In a close race, that “dash of Harvard disease” could be the difference.
I agree that the “He’s not who you think he is” theme will sharpen the race and that national security will continue to be McCain’s biggest advantage. But the idea that Obama is Dukais — much less aspiring to be Jimmy Carter but falling short — is silly. He’s much more charismatic than either man and appealing to an electorate desperate for something different.

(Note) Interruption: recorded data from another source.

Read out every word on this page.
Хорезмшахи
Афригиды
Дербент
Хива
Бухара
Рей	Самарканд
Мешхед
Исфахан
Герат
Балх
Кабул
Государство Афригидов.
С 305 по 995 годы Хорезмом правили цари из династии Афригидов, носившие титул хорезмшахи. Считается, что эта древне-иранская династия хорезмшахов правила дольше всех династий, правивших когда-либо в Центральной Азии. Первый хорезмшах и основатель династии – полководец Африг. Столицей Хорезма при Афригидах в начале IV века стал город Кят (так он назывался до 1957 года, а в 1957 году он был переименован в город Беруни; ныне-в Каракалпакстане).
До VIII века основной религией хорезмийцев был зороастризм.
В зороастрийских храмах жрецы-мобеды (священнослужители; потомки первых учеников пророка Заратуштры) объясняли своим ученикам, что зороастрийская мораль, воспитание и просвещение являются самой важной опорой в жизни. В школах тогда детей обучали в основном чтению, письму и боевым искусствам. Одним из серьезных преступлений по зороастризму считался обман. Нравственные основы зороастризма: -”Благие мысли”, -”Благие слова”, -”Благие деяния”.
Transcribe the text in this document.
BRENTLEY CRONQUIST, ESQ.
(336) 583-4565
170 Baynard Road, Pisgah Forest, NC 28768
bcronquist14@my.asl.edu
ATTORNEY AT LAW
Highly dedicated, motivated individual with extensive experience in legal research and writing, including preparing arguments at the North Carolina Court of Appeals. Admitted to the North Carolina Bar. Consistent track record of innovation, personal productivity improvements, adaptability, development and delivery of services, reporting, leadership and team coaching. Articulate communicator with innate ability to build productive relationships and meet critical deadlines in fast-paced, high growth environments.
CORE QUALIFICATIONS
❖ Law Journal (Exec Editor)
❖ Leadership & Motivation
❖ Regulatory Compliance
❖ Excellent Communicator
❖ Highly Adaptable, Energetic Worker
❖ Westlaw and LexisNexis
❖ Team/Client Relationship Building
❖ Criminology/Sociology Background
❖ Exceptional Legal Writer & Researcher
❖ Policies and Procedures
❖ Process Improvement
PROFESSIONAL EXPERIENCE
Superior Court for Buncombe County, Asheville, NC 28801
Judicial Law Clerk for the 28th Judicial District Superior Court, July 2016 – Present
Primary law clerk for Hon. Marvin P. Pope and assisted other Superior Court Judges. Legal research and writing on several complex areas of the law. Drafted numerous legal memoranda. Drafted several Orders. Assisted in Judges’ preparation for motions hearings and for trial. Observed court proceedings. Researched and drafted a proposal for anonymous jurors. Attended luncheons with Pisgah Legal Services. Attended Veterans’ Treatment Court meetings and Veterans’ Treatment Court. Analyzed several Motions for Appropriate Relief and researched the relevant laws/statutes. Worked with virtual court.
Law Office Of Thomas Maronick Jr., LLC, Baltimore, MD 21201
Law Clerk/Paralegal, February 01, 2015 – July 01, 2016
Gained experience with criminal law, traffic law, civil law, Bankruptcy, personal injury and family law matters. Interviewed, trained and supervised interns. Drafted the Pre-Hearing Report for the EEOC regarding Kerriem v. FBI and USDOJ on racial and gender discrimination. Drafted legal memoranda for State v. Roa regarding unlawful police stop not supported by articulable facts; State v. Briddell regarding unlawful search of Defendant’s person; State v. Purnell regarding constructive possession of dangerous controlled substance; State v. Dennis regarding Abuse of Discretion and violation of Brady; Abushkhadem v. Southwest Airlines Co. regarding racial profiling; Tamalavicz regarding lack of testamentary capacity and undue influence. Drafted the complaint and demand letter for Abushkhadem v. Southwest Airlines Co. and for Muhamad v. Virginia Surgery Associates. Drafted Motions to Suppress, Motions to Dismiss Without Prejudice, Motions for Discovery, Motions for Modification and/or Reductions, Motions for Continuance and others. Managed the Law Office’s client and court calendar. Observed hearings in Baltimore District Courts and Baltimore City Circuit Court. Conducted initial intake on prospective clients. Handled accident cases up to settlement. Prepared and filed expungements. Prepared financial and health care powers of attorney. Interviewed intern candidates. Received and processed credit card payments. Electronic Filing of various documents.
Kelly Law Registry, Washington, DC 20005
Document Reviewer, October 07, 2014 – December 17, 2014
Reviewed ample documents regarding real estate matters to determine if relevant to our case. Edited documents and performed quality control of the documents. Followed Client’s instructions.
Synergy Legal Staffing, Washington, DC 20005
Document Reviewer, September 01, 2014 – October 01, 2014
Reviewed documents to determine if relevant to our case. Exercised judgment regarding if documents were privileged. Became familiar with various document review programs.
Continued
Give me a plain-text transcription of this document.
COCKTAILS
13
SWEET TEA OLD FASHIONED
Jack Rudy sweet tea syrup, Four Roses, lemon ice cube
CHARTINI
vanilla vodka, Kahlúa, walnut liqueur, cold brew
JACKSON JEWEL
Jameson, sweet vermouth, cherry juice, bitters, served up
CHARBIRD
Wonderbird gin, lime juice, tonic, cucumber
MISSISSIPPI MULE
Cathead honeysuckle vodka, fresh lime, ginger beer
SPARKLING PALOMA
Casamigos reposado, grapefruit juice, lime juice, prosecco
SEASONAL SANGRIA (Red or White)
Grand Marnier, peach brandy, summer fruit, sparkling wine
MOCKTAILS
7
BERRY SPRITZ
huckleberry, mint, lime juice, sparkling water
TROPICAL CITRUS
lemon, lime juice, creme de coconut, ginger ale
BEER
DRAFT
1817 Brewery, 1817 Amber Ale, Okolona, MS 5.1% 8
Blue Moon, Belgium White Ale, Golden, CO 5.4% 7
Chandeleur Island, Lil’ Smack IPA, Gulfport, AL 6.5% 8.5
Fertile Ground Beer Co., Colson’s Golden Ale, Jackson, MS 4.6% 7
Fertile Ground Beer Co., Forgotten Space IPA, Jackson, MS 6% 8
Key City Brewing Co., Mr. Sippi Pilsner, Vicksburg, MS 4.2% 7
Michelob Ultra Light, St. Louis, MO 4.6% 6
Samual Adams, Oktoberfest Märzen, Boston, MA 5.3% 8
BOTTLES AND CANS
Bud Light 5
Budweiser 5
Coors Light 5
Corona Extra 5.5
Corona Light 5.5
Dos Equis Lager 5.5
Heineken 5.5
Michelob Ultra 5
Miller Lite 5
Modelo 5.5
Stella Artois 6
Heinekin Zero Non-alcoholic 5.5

It’s also true that Obama has done a better job of appealing to the Democratic elite than to blue collar voters. Then again, he’s winning. By definition, that means he’s getting a huge number of middle class votes. Further, he’ll ultimately pick up most of Clinton’s supporters.
McCain and Obama are both different enough from the recent nominees of their respective parties to put a handful of states that have been solidly Red and Blue in play. Both appeal to moderate voters. It’s going to be a very interesting race. And almost certainly not a re-run of Bush-Dukakis or Carter-Ford.